Check, check, mic check.

Inside, reporters set up cameras and mics as fighter planes buzz overhead.  Fake pine boughs, snowshoes, and wooden geese grace the walls.

General James Terry strides in and sits before the scrum.  Then he realizes he’s still chewing gum.

Well, don’t look but I’m going to stick my chewing gum under the table. [laughs]

An aide scurries over, trash can in hand, so the General doesn’t have to stick his gum under the table.

Terry seems easy-going for a two-star general.  He looks like a very fit grandfather – neat gray haircut, wire-rimmed glasses.

But as commander of southern Afghanistan through the fall, of course, he’s serious.  Terry says U.S. and coalition troops have managed to do what the Russians never could – take control of the Kandahar region, birthplace of the Taliban.

What’s very different this go at it is we are not fighting for that terrain now.  We are holding that terrain.  We are there, have home field advantage, and that means the insurgents have to come to us.

And they are coming.  Hours before the General spoke, insurgents had attacked a police centre near Kandahar, detonating a bomb hidden in an ambulance and killing six Afghan police.

President Obama has said training Afghan security forces is the primary mission in Afghanistan.  General Terry said his troops are making progress.  He said Afghan forces handled the riots last week that followed the burning of a Koran in Florida.

Really what I see them doing is starting to step in and to step up to start shouldering the security responsibilities here.

Terry’s headquarters battalion was recently joined in the south by Fort Drum’s 3rd Brigade.  The 10th Mountain Division’s Aviation Brigade is in eastern Afghanistan.  The 10th Sustainment Brigade is deploying this fall, the 2nd Combat Brigade in the summer of 2012.  And the 1st Brigade, which just returned from Afghanistan, will likely go back by 2013, says Terry.

The pace of deployments at Fort Drum remains unrelenting.  It’s stressed families.  It’s forced the base’s medical and mental health teams to scramble to address an Army-wide epidemic of post-traumatic stress disorder, traumatic brain injury, and suicide.

A bright spot, says General Terry, is that the Army is slowly increasing dwell time, the time in between deployments.

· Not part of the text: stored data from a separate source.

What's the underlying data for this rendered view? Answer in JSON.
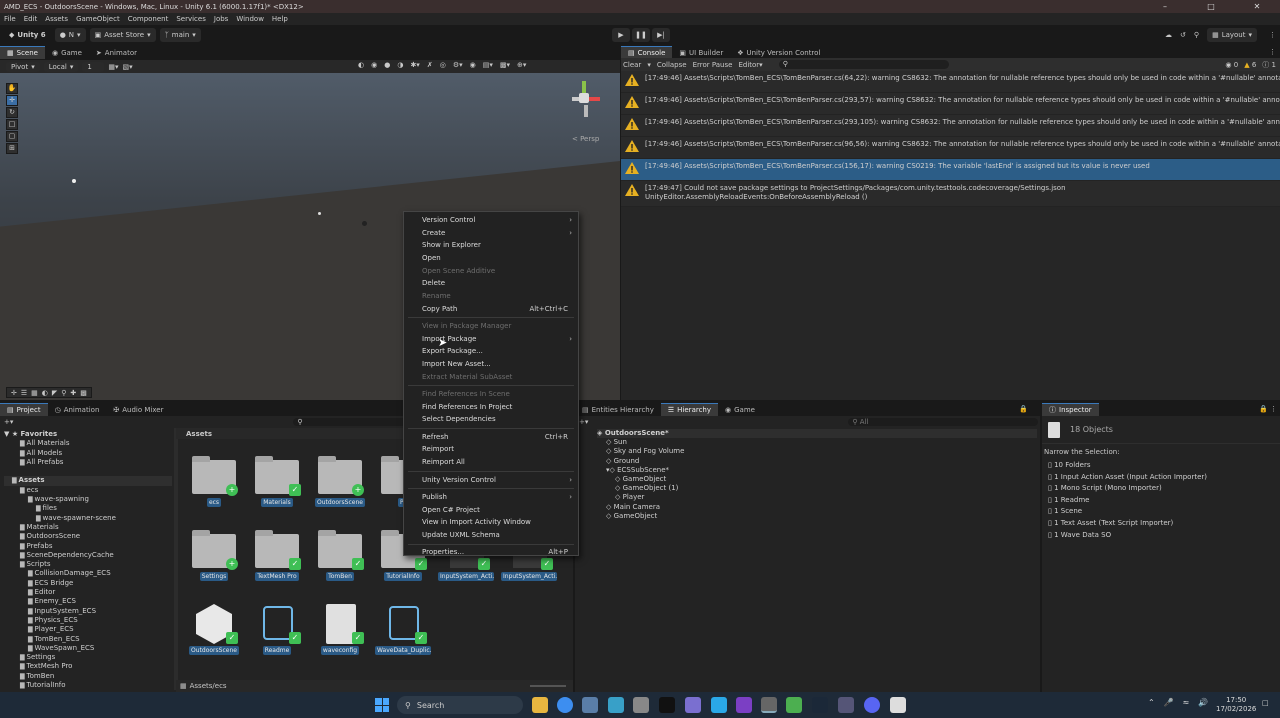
{
  "window": {
    "title": "AMD_ECS - OutdoorsScene - Windows, Mac, Linux - Unity 6.1 (6000.1.17f1)* <DX12>"
  },
  "menu": [
    "File",
    "Edit",
    "Assets",
    "GameObject",
    "Component",
    "Services",
    "Jobs",
    "Window",
    "Help"
  ],
  "toolbar": {
    "unity": "Unity 6",
    "account": "N",
    "asset_store": "Asset Store",
    "branch": "main",
    "layout": "Layout"
  },
  "scene_tabs": [
    "Scene",
    "Game",
    "Animator"
  ],
  "scene_toolbar": {
    "pivot": "Pivot",
    "local": "Local",
    "grid": "1"
  },
  "scene": {
    "persp": "< Persp"
  },
  "console": {
    "tabs": [
      "Console",
      "UI Builder",
      "Unity Version Control"
    ],
    "buttons": [
      "Clear",
      "Collapse",
      "Error Pause",
      "Editor"
    ],
    "counts": {
      "errors": "0",
      "warnings": "6",
      "logs": "1"
    },
    "messages": [
      {
        "text": "[17:49:46] Assets\\Scripts\\TomBen_ECS\\TomBenParser.cs(64,22): warning CS8632: The annotation for nullable reference types should only be used in code within a '#nullable' annotations cont",
        "line2": ""
      },
      {
        "text": "[17:49:46] Assets\\Scripts\\TomBen_ECS\\TomBenParser.cs(293,57): warning CS8632: The annotation for nullable reference types should only be used in code within a '#nullable' annotations cont",
        "line2": ""
      },
      {
        "text": "[17:49:46] Assets\\Scripts\\TomBen_ECS\\TomBenParser.cs(293,105): warning CS8632: The annotation for nullable reference types should only be used in code within a '#nullable' annotations cont",
        "line2": ""
      },
      {
        "text": "[17:49:46] Assets\\Scripts\\TomBen_ECS\\TomBenParser.cs(96,56): warning CS8632: The annotation for nullable reference types should only be used in code within a '#nullable' annotations cont",
        "line2": ""
      },
      {
        "text": "[17:49:46] Assets\\Scripts\\TomBen_ECS\\TomBenParser.cs(156,17): warning CS0219: The variable 'lastEnd' is assigned but its value is never used",
        "line2": ""
      },
      {
        "text": "[17:49:47] Could not save package settings to ProjectSettings/Packages/com.unity.testtools.codecoverage/Settings.json",
        "line2": "UnityEditor.AssemblyReloadEvents:OnBeforeAssemblyReload ()"
      }
    ]
  },
  "project": {
    "tabs": [
      "Project",
      "Animation",
      "Audio Mixer"
    ],
    "favorites": "Favorites",
    "tree": [
      {
        "label": "All Materials",
        "indent": 2
      },
      {
        "label": "All Models",
        "indent": 2
      },
      {
        "label": "All Prefabs",
        "indent": 2
      },
      {
        "label": "",
        "indent": 0
      },
      {
        "label": "Assets",
        "indent": 1
      },
      {
        "label": "ecs",
        "indent": 2
      },
      {
        "label": "wave-spawning",
        "indent": 3
      },
      {
        "label": "files",
        "indent": 4
      },
      {
        "label": "wave-spawner-scene",
        "indent": 4
      },
      {
        "label": "Materials",
        "indent": 2
      },
      {
        "label": "OutdoorsScene",
        "indent": 2
      },
      {
        "label": "Prefabs",
        "indent": 2
      },
      {
        "label": "SceneDependencyCache",
        "indent": 2
      },
      {
        "label": "Scripts",
        "indent": 2
      },
      {
        "label": "CollisionDamage_ECS",
        "indent": 3
      },
      {
        "label": "ECS Bridge",
        "indent": 3
      },
      {
        "label": "Editor",
        "indent": 3
      },
      {
        "label": "Enemy_ECS",
        "indent": 3
      },
      {
        "label": "InputSystem_ECS",
        "indent": 3
      },
      {
        "label": "Physics_ECS",
        "indent": 3
      },
      {
        "label": "Player_ECS",
        "indent": 3
      },
      {
        "label": "TomBen_ECS",
        "indent": 3
      },
      {
        "label": "WaveSpawn_ECS",
        "indent": 3
      },
      {
        "label": "Settings",
        "indent": 2
      },
      {
        "label": "TextMesh Pro",
        "indent": 2
      },
      {
        "label": "TomBen",
        "indent": 2
      },
      {
        "label": "TutorialInfo",
        "indent": 2
      }
    ],
    "breadcrumb": "Assets",
    "footer_path": "Assets/ecs",
    "assets": [
      "ecs",
      "Materials",
      "OutdoorsScene",
      "Pr",
      "Settings",
      "TextMesh Pro",
      "TomBen",
      "TutorialInfo",
      "InputSystem_Acti...",
      "InputSystem_Acti...",
      "OutdoorsScene",
      "Readme",
      "waveconfig",
      "WaveData_Duplic..."
    ]
  },
  "hierarchy": {
    "tabs": [
      "Entities Hierarchy",
      "Hierarchy",
      "Game"
    ],
    "search_placeholder": "All",
    "items": [
      {
        "label": "OutdoorsScene*",
        "indent": 0
      },
      {
        "label": "Sun",
        "indent": 1
      },
      {
        "label": "Sky and Fog Volume",
        "indent": 1
      },
      {
        "label": "Ground",
        "indent": 1
      },
      {
        "label": "ECSSubScene*",
        "indent": 1
      },
      {
        "label": "GameObject",
        "indent": 2
      },
      {
        "label": "GameObject (1)",
        "indent": 2
      },
      {
        "label": "Player",
        "indent": 2
      },
      {
        "label": "Main Camera",
        "indent": 1
      },
      {
        "label": "GameObject",
        "indent": 1
      }
    ]
  },
  "inspector": {
    "tab": "Inspector",
    "count": "18 Objects",
    "narrow": "Narrow the Selection:",
    "items": [
      "10 Folders",
      "1 Input Action Asset (Input Action Importer)",
      "1 Mono Script (Mono Importer)",
      "1 Readme",
      "1 Scene",
      "1 Text Asset (Text Script Importer)",
      "1 Wave Data SO"
    ]
  },
  "context_menu": [
    {
      "label": "Version Control",
      "sub": true
    },
    {
      "label": "Create",
      "sub": true
    },
    {
      "label": "Show in Explorer"
    },
    {
      "label": "Open"
    },
    {
      "label": "Open Scene Additive",
      "disabled": true
    },
    {
      "label": "Delete"
    },
    {
      "label": "Rename",
      "disabled": true
    },
    {
      "label": "Copy Path",
      "shortcut": "Alt+Ctrl+C"
    },
    {
      "sep": true
    },
    {
      "label": "View in Package Manager",
      "disabled": true
    },
    {
      "label": "Import Package",
      "sub": true
    },
    {
      "label": "Export Package..."
    },
    {
      "label": "Import New Asset..."
    },
    {
      "label": "Extract Material SubAsset",
      "disabled": true
    },
    {
      "sep": true
    },
    {
      "label": "Find References In Scene",
      "disabled": true
    },
    {
      "label": "Find References In Project"
    },
    {
      "label": "Select Dependencies"
    },
    {
      "sep": true
    },
    {
      "label": "Refresh",
      "shortcut": "Ctrl+R"
    },
    {
      "label": "Reimport"
    },
    {
      "label": "Reimport All"
    },
    {
      "sep": true
    },
    {
      "label": "Unity Version Control",
      "sub": true
    },
    {
      "sep": true
    },
    {
      "label": "Publish",
      "sub": true
    },
    {
      "label": "Open C# Project"
    },
    {
      "label": "View in Import Activity Window"
    },
    {
      "label": "Update UXML Schema"
    },
    {
      "sep": true
    },
    {
      "label": "Properties...",
      "shortcut": "Alt+P"
    }
  ],
  "taskbar": {
    "search": "Search",
    "time": "17:50",
    "date": "17/02/2026"
  }
}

It’s been a one to one, one year deployed to one year back home, and so when you look out to ‘12 and ’13, I think what you’re going to look at is 21 to 24 months of time back at home for soldiers and families.  I think what that means for the North Country community is you’re going to see more families accompanying soldiers and staying for longer.

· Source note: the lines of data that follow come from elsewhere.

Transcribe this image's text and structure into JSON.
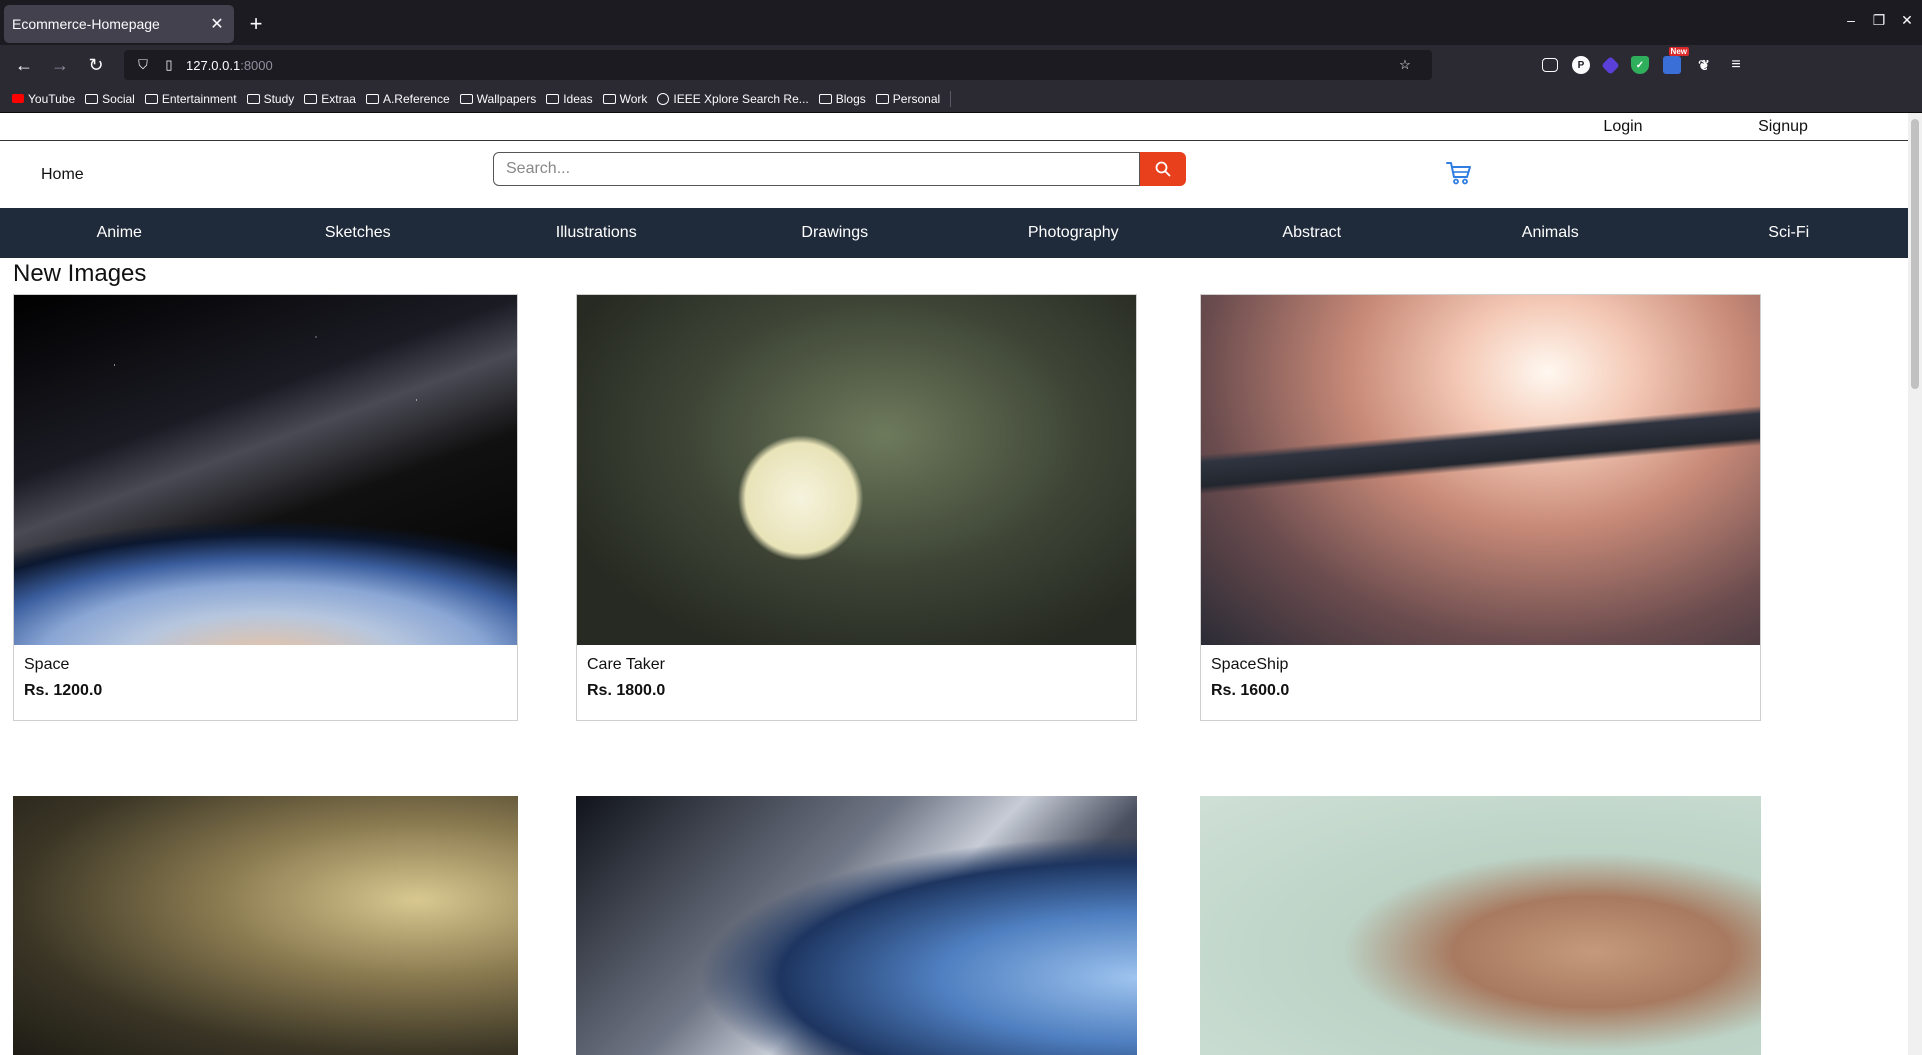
{
  "browser": {
    "tab_title": "Ecommerce-Homepage",
    "url_host": "127.0.0.1",
    "url_port": ":8000",
    "bookmarks": [
      "YouTube",
      "Social",
      "Entertainment",
      "Study",
      "Extraa",
      "A.Reference",
      "Wallpapers",
      "Ideas",
      "Work",
      "IEEE Xplore Search Re...",
      "Blogs",
      "Personal"
    ],
    "extension_badge": "New"
  },
  "top_links": {
    "login": "Login",
    "signup": "Signup"
  },
  "header": {
    "home": "Home",
    "search_placeholder": "Search..."
  },
  "categories": [
    "Anime",
    "Sketches",
    "Illustrations",
    "Drawings",
    "Photography",
    "Abstract",
    "Animals",
    "Sci-Fi"
  ],
  "section_title": "New Images",
  "products": [
    {
      "name": "Space",
      "price": "Rs. 1200.0"
    },
    {
      "name": "Care Taker",
      "price": "Rs. 1800.0"
    },
    {
      "name": "SpaceShip",
      "price": "Rs. 1600.0"
    }
  ],
  "colors": {
    "accent": "#e8401c",
    "catbar": "#1f2a3a",
    "cart": "#2f7de1"
  }
}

According to its latest impact study, Fort Drum pumps 1 and a half billion dollars into the economies of Jefferson, Lewis, and St. Lawrence counties.  It employs thousands of civilians.

Officials have long worried about a severe housing shortage when all 20,000 soldiers are finally back at Fort Drum at one time.

That’s unlikely to happen anytime soon.  General Terry said there’s still much work to be done in Afghanistan.

What has to happen is the Afghan national security forces have to be able to control this insurgency themselves.  I will say this, they’re making a lot of progress.  To put a timeline on it would be very premature right now.

President Obama has set a 2014 timeline to pull out of Afghanistan.  His own Democratic Party, including Senator Kirsten Gillibrand, is pushing to move up that date.  Americans seems to agree.  The latest polls find a majority of Americans support a pull-out from Afghanistan soon.

For North Country Public Radio, I’m David Sommerstein at Fort Drum.